There wasn’t much time for high-fiving or recreating any scenes from The Wolf Of Wall Street in celebration. With the influx of new players came the need for a more robust infrastructure to support them, and that meant “completely rewriting our networking code” that could deal with the 180,000 players flocking to its arenas in the hope of shunting home a scorcher and demonstrating their hatchback tekkers.

“We had to have people ‘on-call’ all day and all night the first week of release to handle the fact that our servers kept going down for multiplayer and that demand was not decreasing at all. We also decided to give our players some free in-game items as an apology for the outages.”

Those items demonstrated a sense of humour as well as an air of contrition: in the days following Rocket League’s rocky launch, cars game-wide were emblazoned with white flag and ‘disconnect’ symbol antennas, and ‘servergate’ hub caps. And, as their #SorryLaunchServersHatedUs and #StillSorryAboutThoseLaunchServers hashtags circulated on Twitter, Psyonix were able for the first time to take stock.

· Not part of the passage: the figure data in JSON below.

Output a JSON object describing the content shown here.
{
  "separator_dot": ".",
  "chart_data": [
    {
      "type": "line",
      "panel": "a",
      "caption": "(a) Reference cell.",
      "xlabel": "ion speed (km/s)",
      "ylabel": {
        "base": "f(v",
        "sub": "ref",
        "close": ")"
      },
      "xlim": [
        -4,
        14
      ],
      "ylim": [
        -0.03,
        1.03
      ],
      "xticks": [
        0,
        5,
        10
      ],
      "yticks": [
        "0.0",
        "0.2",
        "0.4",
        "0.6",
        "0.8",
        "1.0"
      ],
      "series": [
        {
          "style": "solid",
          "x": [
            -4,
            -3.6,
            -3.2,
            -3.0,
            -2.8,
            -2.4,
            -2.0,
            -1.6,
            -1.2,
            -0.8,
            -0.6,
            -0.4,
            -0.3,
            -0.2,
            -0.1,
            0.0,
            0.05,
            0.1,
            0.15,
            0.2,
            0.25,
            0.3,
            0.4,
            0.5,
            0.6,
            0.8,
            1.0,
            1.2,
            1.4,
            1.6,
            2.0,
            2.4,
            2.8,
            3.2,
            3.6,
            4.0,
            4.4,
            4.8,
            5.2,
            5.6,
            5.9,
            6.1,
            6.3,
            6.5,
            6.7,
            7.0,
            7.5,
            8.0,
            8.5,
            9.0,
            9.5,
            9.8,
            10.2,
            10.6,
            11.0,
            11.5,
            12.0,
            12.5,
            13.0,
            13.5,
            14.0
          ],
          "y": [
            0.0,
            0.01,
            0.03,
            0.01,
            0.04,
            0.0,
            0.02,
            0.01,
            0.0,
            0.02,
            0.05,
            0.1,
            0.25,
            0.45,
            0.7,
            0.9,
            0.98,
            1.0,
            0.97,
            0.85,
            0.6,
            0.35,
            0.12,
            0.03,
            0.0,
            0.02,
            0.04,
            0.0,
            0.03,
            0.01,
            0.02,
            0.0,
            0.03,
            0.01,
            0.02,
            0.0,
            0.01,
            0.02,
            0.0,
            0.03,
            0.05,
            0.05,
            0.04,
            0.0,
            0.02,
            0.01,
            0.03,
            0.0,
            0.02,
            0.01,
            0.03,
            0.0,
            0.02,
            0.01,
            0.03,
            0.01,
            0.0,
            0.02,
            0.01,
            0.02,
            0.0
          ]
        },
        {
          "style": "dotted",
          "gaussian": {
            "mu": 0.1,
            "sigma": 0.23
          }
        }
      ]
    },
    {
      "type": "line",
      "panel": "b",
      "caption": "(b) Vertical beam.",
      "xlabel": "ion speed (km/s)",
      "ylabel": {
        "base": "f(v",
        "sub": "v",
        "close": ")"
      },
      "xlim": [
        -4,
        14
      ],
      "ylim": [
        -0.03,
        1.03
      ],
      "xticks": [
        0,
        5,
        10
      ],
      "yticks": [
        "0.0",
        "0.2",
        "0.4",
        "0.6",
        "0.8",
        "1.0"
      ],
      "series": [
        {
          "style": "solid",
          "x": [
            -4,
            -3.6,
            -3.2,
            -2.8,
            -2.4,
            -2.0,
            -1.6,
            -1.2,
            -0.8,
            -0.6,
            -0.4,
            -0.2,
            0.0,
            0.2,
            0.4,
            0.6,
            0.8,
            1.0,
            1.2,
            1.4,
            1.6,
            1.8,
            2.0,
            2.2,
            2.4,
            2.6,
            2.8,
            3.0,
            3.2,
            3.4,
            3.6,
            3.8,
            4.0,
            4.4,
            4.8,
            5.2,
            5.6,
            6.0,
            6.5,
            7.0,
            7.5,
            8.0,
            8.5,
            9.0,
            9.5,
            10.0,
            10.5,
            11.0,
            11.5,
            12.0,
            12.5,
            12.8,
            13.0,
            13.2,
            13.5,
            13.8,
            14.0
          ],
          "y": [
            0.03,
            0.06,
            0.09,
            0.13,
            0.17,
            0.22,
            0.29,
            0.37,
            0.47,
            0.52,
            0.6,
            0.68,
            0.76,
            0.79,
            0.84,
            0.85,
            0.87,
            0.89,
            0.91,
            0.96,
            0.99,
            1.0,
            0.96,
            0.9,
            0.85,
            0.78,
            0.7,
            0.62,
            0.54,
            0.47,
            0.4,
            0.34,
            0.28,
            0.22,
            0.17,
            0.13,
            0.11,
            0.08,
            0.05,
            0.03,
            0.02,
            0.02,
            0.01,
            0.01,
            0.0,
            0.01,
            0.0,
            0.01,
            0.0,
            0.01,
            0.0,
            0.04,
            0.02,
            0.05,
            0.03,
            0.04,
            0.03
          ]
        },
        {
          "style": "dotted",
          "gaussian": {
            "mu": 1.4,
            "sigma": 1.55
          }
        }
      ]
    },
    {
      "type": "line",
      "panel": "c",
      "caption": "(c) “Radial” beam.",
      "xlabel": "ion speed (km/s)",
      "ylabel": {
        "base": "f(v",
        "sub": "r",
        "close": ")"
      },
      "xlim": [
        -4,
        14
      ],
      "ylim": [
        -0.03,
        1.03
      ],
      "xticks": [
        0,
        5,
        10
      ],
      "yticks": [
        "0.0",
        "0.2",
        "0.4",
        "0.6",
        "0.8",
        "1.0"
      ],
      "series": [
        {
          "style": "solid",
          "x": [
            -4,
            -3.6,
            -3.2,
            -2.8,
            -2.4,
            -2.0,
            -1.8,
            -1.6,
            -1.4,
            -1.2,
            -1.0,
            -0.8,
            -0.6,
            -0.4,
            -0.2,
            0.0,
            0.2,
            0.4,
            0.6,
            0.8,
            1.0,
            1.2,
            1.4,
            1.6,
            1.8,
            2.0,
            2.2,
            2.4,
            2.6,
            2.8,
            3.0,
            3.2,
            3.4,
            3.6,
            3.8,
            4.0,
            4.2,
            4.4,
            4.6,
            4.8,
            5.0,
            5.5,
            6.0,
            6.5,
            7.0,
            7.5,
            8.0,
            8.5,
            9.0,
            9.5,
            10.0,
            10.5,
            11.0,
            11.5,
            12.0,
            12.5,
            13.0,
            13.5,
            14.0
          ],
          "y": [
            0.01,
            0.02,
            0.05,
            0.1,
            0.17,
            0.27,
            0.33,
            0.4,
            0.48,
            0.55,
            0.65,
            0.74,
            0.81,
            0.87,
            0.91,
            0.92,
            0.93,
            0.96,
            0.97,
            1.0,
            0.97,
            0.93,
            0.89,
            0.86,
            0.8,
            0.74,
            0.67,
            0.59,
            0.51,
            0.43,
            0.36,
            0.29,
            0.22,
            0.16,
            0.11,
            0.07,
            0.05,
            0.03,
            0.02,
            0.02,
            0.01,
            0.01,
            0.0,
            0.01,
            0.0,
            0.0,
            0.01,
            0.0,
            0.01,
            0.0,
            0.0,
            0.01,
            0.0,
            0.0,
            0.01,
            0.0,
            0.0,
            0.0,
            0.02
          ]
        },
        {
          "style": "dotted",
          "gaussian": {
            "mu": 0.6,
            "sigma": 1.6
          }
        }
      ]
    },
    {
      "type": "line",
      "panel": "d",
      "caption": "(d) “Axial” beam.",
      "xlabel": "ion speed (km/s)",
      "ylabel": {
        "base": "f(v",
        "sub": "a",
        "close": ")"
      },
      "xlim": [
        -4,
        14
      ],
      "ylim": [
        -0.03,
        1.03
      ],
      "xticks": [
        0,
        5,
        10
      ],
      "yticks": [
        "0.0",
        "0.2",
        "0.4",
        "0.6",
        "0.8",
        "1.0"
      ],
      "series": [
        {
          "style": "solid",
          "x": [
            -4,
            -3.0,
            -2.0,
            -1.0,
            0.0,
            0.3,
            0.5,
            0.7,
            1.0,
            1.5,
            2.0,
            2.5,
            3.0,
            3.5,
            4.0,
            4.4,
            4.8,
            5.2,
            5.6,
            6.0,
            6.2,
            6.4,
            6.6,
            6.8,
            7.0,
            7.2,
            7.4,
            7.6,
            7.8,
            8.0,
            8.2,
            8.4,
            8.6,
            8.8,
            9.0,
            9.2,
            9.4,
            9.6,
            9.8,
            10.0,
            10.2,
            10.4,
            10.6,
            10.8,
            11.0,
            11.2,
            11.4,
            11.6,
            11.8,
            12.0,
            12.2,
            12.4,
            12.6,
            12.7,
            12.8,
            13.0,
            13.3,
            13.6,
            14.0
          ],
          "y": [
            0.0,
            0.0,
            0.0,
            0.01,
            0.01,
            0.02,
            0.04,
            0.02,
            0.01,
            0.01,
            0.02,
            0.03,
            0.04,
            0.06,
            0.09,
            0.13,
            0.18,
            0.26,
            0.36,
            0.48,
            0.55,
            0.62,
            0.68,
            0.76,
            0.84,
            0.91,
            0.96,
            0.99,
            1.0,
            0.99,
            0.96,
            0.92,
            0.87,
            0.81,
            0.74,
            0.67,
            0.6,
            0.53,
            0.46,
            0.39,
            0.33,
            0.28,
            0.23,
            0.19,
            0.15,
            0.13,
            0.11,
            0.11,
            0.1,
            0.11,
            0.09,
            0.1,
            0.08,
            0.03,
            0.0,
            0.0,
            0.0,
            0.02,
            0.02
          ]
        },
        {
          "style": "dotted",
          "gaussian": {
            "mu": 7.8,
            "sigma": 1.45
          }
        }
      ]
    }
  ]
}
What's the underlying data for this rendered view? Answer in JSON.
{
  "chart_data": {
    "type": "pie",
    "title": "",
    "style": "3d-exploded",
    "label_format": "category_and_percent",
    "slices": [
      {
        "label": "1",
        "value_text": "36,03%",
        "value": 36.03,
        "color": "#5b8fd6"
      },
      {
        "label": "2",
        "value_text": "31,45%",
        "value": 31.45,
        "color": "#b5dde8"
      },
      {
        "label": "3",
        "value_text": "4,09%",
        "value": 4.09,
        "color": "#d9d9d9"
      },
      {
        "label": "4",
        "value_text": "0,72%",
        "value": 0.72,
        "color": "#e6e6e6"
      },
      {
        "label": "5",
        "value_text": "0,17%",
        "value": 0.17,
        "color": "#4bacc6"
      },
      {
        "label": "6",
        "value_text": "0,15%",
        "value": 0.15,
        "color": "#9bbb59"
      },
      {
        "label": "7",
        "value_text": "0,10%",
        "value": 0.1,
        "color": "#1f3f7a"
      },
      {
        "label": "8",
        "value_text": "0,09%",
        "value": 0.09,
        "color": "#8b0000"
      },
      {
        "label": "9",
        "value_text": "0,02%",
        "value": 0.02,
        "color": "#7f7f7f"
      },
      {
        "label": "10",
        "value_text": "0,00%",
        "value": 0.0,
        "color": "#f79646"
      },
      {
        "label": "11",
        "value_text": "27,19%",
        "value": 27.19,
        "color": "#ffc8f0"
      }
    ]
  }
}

“After that first week or so, we managed to get into a routine where we could go to sleep again, and from that point forward, we started solidifying our plans to support the game the best we could,” continues Dunham.

If there was any danger of Psyonix being stuck for ideas regarding exactly how they should support the game, an increasingly vocal community of redditors and Twitter users ensured the team weren’t stuck for ideas. The problem for a team between 30-40 people in size is listening to that constant stream of feedback, and knowing what to take action on. It would be easy, you’d imagine, to fall into the trap of listening to those shouting loudest, rather than those offering the most sense. How best to sift out the useful voices, I ask?

“There’s no one perfect answer to that. It’s listening to the fanbase on Reddit, Twitter, our Forums, etc., and noticing what comes up more often than not. It’s the experience of knowing what the game needs from our perspective as long-time game-makers.

“It’s playing the game ourselves in a live environment and understanding what’s working and what isn’t. It’s watching people streaming the game, and listening to both broadcasters and elite-level players as to what they think is missing from their vantage points.”

The team gathers data from all those sources and discusses it all before each update, agreeing on the direction and focus of each new content drop accordingly. There’s a lot of prioritizing to be done, he tells me, and that means putting fan-requested features ahead of ideas someone may have had on the way to the water cooler.

It’s an area everyone at Psyonix clearly takes very seriously. Promises were made prior to the game’s release that they’d support it after launch day, and its popularity only made that promise easier to keep. Nowhere is that evidenced more effectively than in the latest update, four months after release, that dramatically changes vanilla gameplay with the addition of ‘mutators.’

Rocket League mutators

“We wanted to show everyone that we weren’t just about releasing Rocket League and then moving on to our next one… The big response to the game accelerated our timelines quite a bit, though, because we knew that we had a massive audience to please, and with more people comes more pressure.”

That’s the other overlooked element of the overnight success, isn’t it? The way it changes all your plans. Dunham tells me Rocket League’s success in a commercial sense has allowed Psyonix to continue training their sights on that game, rather than “taking another publisher-driven project to support the studio as a whole.” They’re now on a radically different path than if the game had sold like, say, Supersonic Acrobatic Rocket-Powered Battle Cars did.

“We can go in the direction we’d like to go right now, which is a rare position to be in and one that we don’t want to take for granted. We owe it to our studio and our players to live up to the expectations that come with a successful game and that’s what we plan to do.”